I lay there on the bed kind of gob-smacked for a moment before telling him they were with Tom. I hadn't even told them I had kids, the doctor must have seen it on my notes. The doctor told me he wanted to keep me in overnight to do more tests and keep an eye on me. It was my liver apparently. This scared me more. What I actually had seems so trivial compared to what I initially thought it was. There's a history of cancer in my family. I was convinced that it was my turn now. I was petrified. It just kept running around in my head again and again. What about my kids? What about our future? We were supposed to grow old together. Turns out this anxiety was part of the package deal.
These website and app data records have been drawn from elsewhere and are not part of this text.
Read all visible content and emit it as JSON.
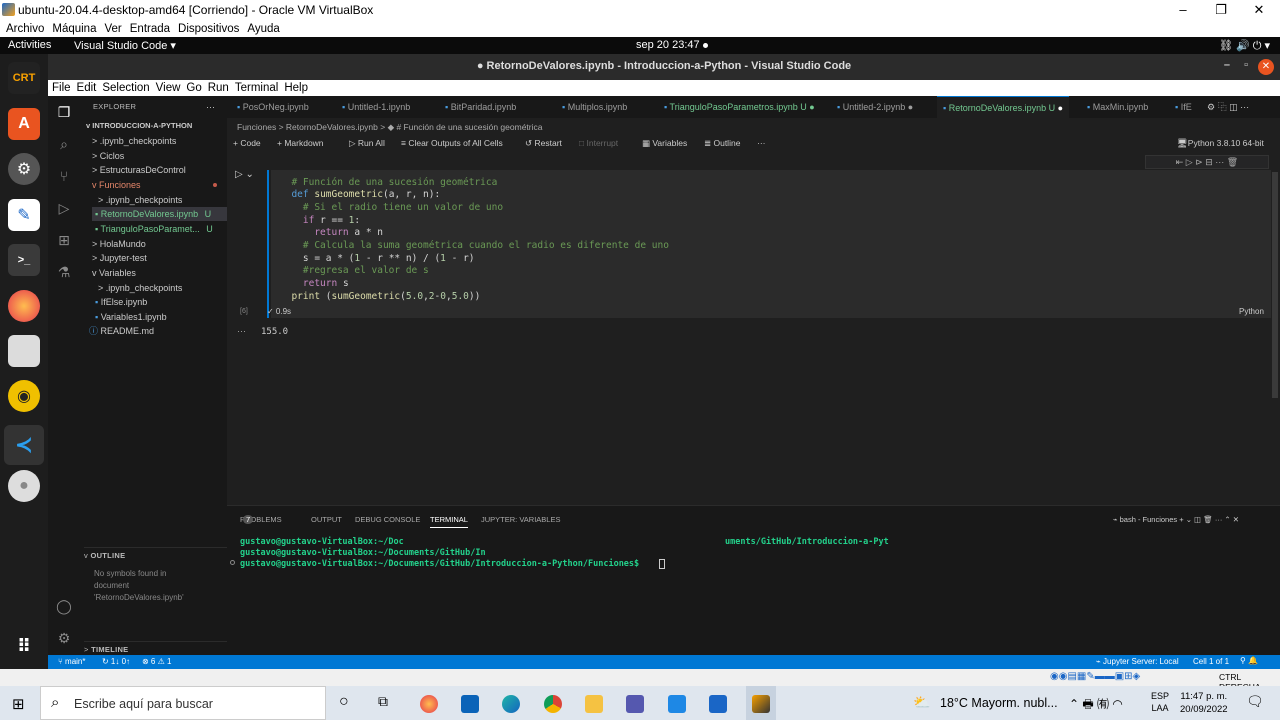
{
  "vbox": {
    "title": "ubuntu-20.04.4-desktop-amd64 [Corriendo] - Oracle VM VirtualBox",
    "menu": [
      "Archivo",
      "Máquina",
      "Ver",
      "Entrada",
      "Dispositivos",
      "Ayuda"
    ],
    "status_host_key": "CTRL DERECHA"
  },
  "ubuntu": {
    "activities": "Activities",
    "app_menu": "Visual Studio Code ▾",
    "clock": "sep 20  23:47"
  },
  "vscode": {
    "title": "● RetornoDeValores.ipynb - Introduccion-a-Python - Visual Studio Code",
    "menu": [
      "File",
      "Edit",
      "Selection",
      "View",
      "Go",
      "Run",
      "Terminal",
      "Help"
    ],
    "explorer_label": "EXPLORER",
    "root": "INTRODUCCION-A-PYTHON",
    "tree": [
      {
        "label": ".ipynb_checkpoints",
        "prefix": ">"
      },
      {
        "label": "Ciclos",
        "prefix": ">"
      },
      {
        "label": "EstructurasDeControl",
        "prefix": ">"
      },
      {
        "label": "Funciones",
        "prefix": "v"
      },
      {
        "label": ".ipynb_checkpoints",
        "prefix": ">"
      },
      {
        "label": "RetornoDeValores.ipynb",
        "badge": "U"
      },
      {
        "label": "TrianguloPasoParamet...",
        "badge": "U"
      },
      {
        "label": "HolaMundo",
        "prefix": ">"
      },
      {
        "label": "Jupyter-test",
        "prefix": ">"
      },
      {
        "label": "Variables",
        "prefix": "v"
      },
      {
        "label": ".ipynb_checkpoints",
        "prefix": ">"
      },
      {
        "label": "IfElse.ipynb"
      },
      {
        "label": "Variables1.ipynb"
      },
      {
        "label": "README.md"
      }
    ],
    "outline_label": "OUTLINE",
    "outline_msg1": "No symbols found in",
    "outline_msg2": "document",
    "outline_msg3": "'RetornoDeValores.ipynb'",
    "timeline_label": "TIMELINE",
    "tabs": [
      "PosOrNeg.ipynb",
      "Untitled-1.ipynb",
      "BitParidad.ipynb",
      "Multiplos.ipynb",
      "TrianguloPasoParametros.ipynb U",
      "Untitled-2.ipynb",
      "RetornoDeValores.ipynb U",
      "MaxMin.ipynb",
      "IfE"
    ],
    "breadcrumb": "Funciones  >  RetornoDeValores.ipynb  >  ◆ # Función de una sucesión geométrica",
    "toolbar": {
      "code": "+ Code",
      "markdown": "+ Markdown",
      "run_all": "▷ Run All",
      "clear": "≡ Clear Outputs of All Cells",
      "restart": "↺ Restart",
      "interrupt": "□ Interrupt",
      "variables": "▦ Variables",
      "outline": "≣ Outline",
      "more": "···",
      "kernel": "Python 3.8.10 64-bit"
    },
    "cell": {
      "exec_count": "[6]",
      "time": "✓  0.9s",
      "language": "Python",
      "output": "155.0",
      "output_marker": "···"
    },
    "panel_tabs": [
      "PROBLEMS",
      "OUTPUT",
      "DEBUG CONSOLE",
      "TERMINAL",
      "JUPYTER: VARIABLES"
    ],
    "problems_count": "7",
    "terminal_name": "bash - Funciones",
    "terminal_lines": [
      "gustavo@gustavo-VirtualBox:~/Doc",
      "gustavo@gustavo-VirtualBox:~/Documents/GitHub/In",
      "gustavo@gustavo-VirtualBox:~/Documents/GitHub/Introduccion-a-Python/Funciones$ "
    ],
    "terminal_overlay": "uments/GitHub/Introduccion-a-Pyt",
    "status": {
      "branch": "main*",
      "sync": "↻ 1↓ 0↑",
      "errors": "⊗ 6 ⚠ 1",
      "jupyter": "Jupyter Server: Local",
      "cell": "Cell 1 of 1"
    }
  },
  "windows": {
    "search_placeholder": "Escribe aquí para buscar",
    "weather": "18°C  Mayorm. nubl...",
    "lang1": "ESP",
    "lang2": "LAA",
    "time": "11:47 p. m.",
    "date": "20/09/2022"
  }
}
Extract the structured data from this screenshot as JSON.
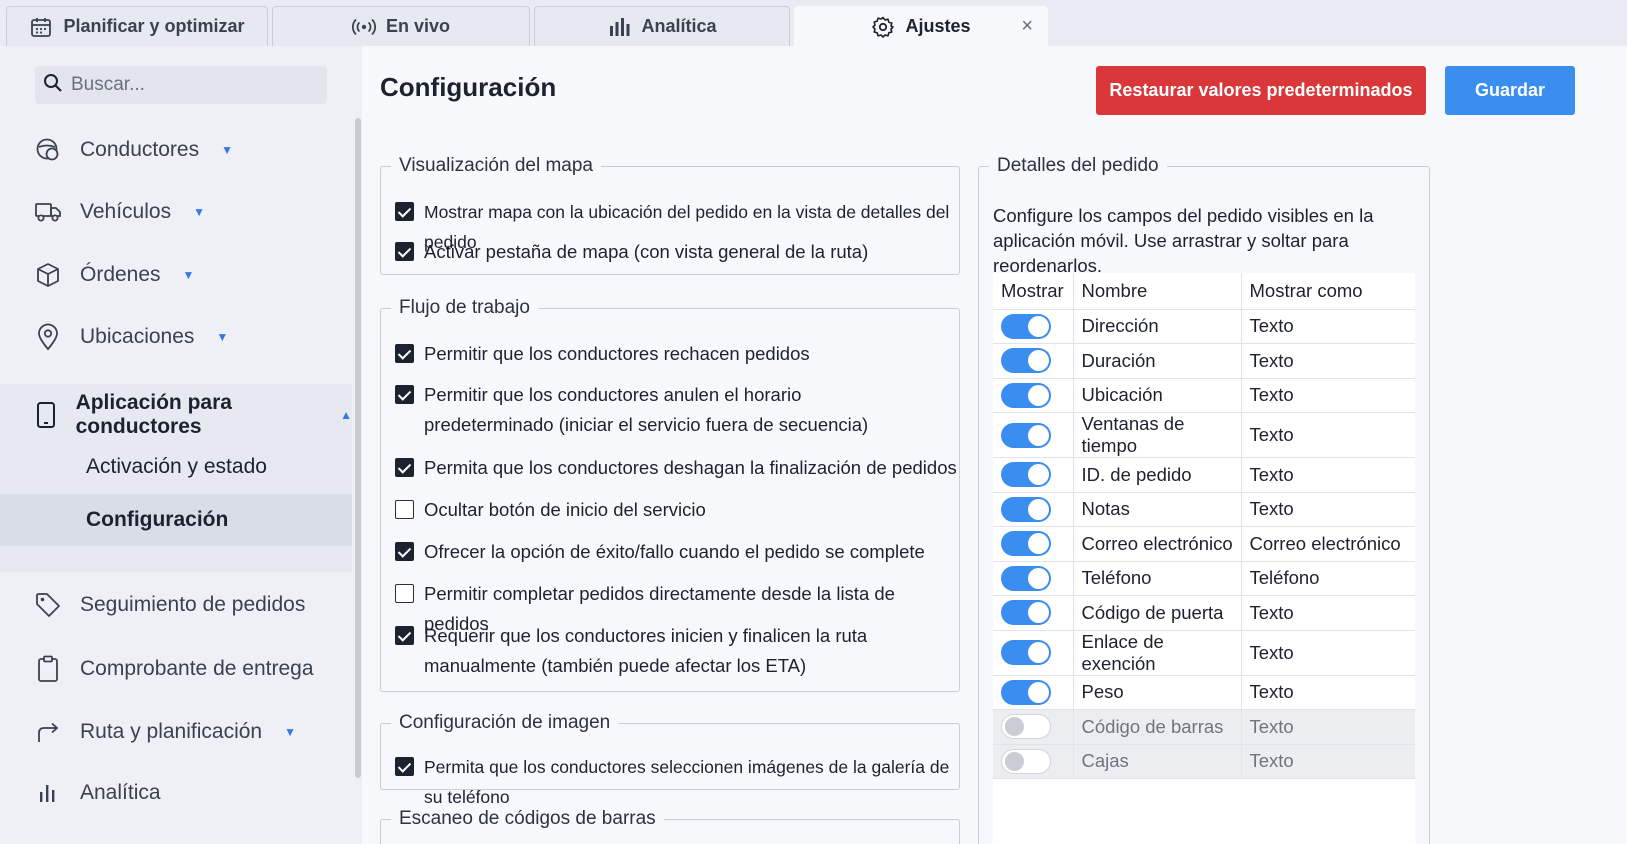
{
  "tabs": [
    {
      "label": "Planificar y optimizar",
      "icon": "calendar-icon"
    },
    {
      "label": "En vivo",
      "icon": "broadcast-icon"
    },
    {
      "label": "Analítica",
      "icon": "bar-chart-icon"
    },
    {
      "label": "Ajustes",
      "icon": "gear-icon",
      "active": true,
      "close": "×"
    }
  ],
  "search": {
    "placeholder": "Buscar..."
  },
  "sidebar": {
    "items": [
      {
        "label": "Conductores",
        "icon": "steering-icon"
      },
      {
        "label": "Vehículos",
        "icon": "truck-icon"
      },
      {
        "label": "Órdenes",
        "icon": "box-icon"
      },
      {
        "label": "Ubicaciones",
        "icon": "pin-icon"
      },
      {
        "label": "Aplicación para conductores",
        "icon": "phone-icon"
      },
      {
        "label": "Seguimiento de pedidos",
        "icon": "tag-icon"
      },
      {
        "label": "Comprobante de entrega",
        "icon": "clipboard-icon"
      },
      {
        "label": "Ruta y planificación",
        "icon": "route-icon"
      },
      {
        "label": "Analítica",
        "icon": "bar-chart-icon"
      }
    ],
    "sub_items": [
      "Activación y estado",
      "Configuración"
    ]
  },
  "main": {
    "title": "Configuración",
    "restore_label": "Restaurar valores predeterminados",
    "save_label": "Guardar",
    "map_section": {
      "legend": "Visualización del mapa",
      "options": [
        {
          "label": "Mostrar mapa con la ubicación del pedido en la vista de detalles del pedido",
          "checked": true
        },
        {
          "label": "Activar pestaña de mapa (con vista general de la ruta)",
          "checked": true
        }
      ]
    },
    "workflow_section": {
      "legend": "Flujo de trabajo",
      "options": [
        {
          "label": "Permitir que los conductores rechacen pedidos",
          "checked": true
        },
        {
          "label": "Permitir que los conductores anulen el horario predeterminado (iniciar el servicio fuera de secuencia)",
          "checked": true
        },
        {
          "label": "Permita que los conductores deshagan la finalización de pedidos",
          "checked": true
        },
        {
          "label": "Ocultar botón de inicio del servicio",
          "checked": false
        },
        {
          "label": "Ofrecer la opción de éxito/fallo cuando el pedido se complete",
          "checked": true
        },
        {
          "label": "Permitir completar pedidos directamente desde la lista de pedidos",
          "checked": false
        },
        {
          "label": "Requerir que los conductores inicien y finalicen la ruta manualmente (también puede afectar los ETA)",
          "checked": true
        }
      ]
    },
    "image_section": {
      "legend": "Configuración de imagen",
      "options": [
        {
          "label": "Permita que los conductores seleccionen imágenes de la galería de su teléfono",
          "checked": true
        }
      ]
    },
    "barcode_section": {
      "legend": "Escaneo de códigos de barras"
    },
    "order_details": {
      "legend": "Detalles del pedido",
      "description": "Configure los campos del pedido visibles en la aplicación móvil. Use arrastrar y soltar para reordenarlos.",
      "columns": [
        "Mostrar",
        "Nombre",
        "Mostrar como"
      ],
      "rows": [
        {
          "show": true,
          "name": "Dirección",
          "as": "Texto"
        },
        {
          "show": true,
          "name": "Duración",
          "as": "Texto"
        },
        {
          "show": true,
          "name": "Ubicación",
          "as": "Texto"
        },
        {
          "show": true,
          "name": "Ventanas de tiempo",
          "as": "Texto"
        },
        {
          "show": true,
          "name": "ID. de pedido",
          "as": "Texto"
        },
        {
          "show": true,
          "name": "Notas",
          "as": "Texto"
        },
        {
          "show": true,
          "name": "Correo electrónico",
          "as": "Correo electrónico"
        },
        {
          "show": true,
          "name": "Teléfono",
          "as": "Teléfono"
        },
        {
          "show": true,
          "name": "Código de puerta",
          "as": "Texto"
        },
        {
          "show": true,
          "name": "Enlace de exención",
          "as": "Texto"
        },
        {
          "show": true,
          "name": "Peso",
          "as": "Texto"
        },
        {
          "show": false,
          "name": "Código de barras",
          "as": "Texto"
        },
        {
          "show": false,
          "name": "Cajas",
          "as": "Texto"
        }
      ]
    }
  },
  "colors": {
    "accent": "#3a8eef",
    "danger": "#d9373a",
    "caret": "#3677e0"
  }
}
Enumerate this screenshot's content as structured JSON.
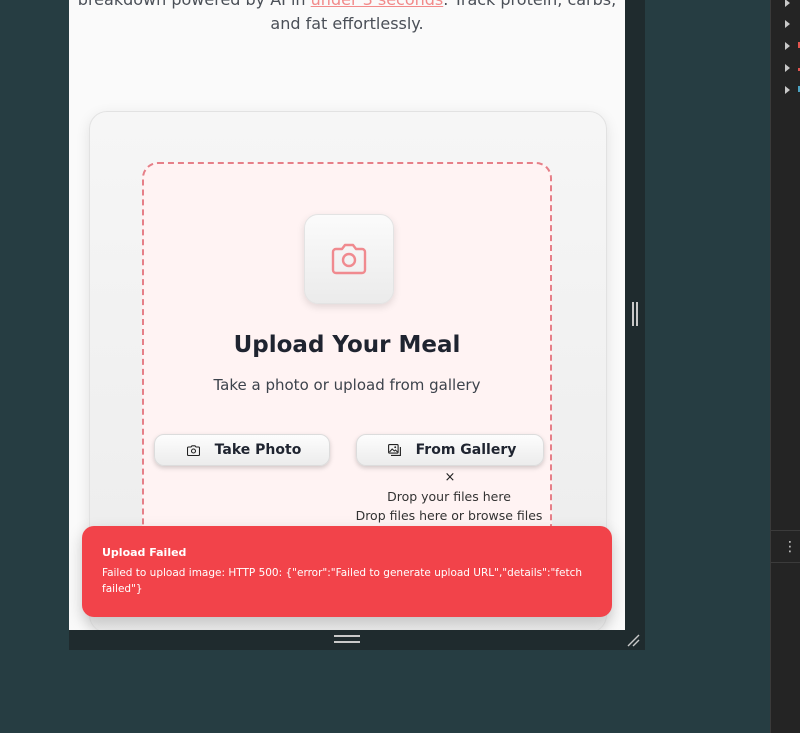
{
  "hero": {
    "line1_prefix": "breakdown powered by AI in ",
    "line1_highlight": "under 3 seconds",
    "line1_suffix": ". Track protein, carbs,",
    "line2": "and fat effortlessly."
  },
  "upload": {
    "title": "Upload Your Meal",
    "subtitle": "Take a photo or upload from gallery",
    "take_photo_label": "Take Photo",
    "from_gallery_label": "From Gallery",
    "close_glyph": "×",
    "drop_text": "Drop your files here",
    "drop_browse_text": "Drop files here or browse files"
  },
  "toast": {
    "title": "Upload Failed",
    "message": "Failed to upload image: HTTP 500: {\"error\":\"Failed to generate upload URL\",\"details\":\"fetch failed\"}"
  },
  "devtools": {
    "menu_glyph": "⋮"
  },
  "colors": {
    "accent": "#f28a8a",
    "dropzone_border": "#e67f88",
    "toast_bg": "#f2434a"
  },
  "icons": {
    "camera_tile": "camera-icon",
    "take_photo": "camera-icon",
    "from_gallery": "gallery-icon"
  }
}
I tell you, being wheeled through a hospital on a bed, lying down, is completely... I don't even know the word for it. I felt like a helpless little child. They wouldn't even put me in a wheelchair. I had to lie down with little cot rails on the sides and be pushed to my destination by this burly dude who seemed to see me as a pile of boxes with office files or something haha. It would be two hours before they came back with my test results. My notes said "acute Epstein Barr Virus" aka Glandular Fever. Yay for me. I was released the day after but not until I'd had a drip hooked up to my right hand, scans ordered, a piece of toast and bled all over the floor from my cannula site (fun).
It's no biggie right? Pfft, Glandular Fever. Get back to work! Yeah, uh, no. It's four months later and here I am still struck down with the damn thing. While my appetite returned about two weeks after my hospital stay (I lost half a stone in the meantime, how half my clothes don't fit), like many others who've had EBV I regularly get bouts of extreme fatigue bunched with all sorts of dark cloud feelings. It's like a rollercoaster, back to normal, then down again.
And as lucky as I was, that it was only EBV, I feel robbed. I'm not old, I'm 28 years old. But some days I can't walk down the street. Some days I can't get out of bed. Some days I can't make it past 8:30pm without falling asleep. Still, it's just another of life's hurdles. What would life be if it wasn't for challenges? It's just that, compared to my old, simple life - I have a little more to contend with now. And I'll wear that like a badge of honour on those difficult days when I've not managed to do very much at all.
On the good news, last check my liver function is returning to normal, and I've decided to embark on a 100 day challenge to eat healthily and exercise to give my body the best resources for recovery. Day 9 today. It's killing me. I really, really, really, really, actually REALLY want a KFC.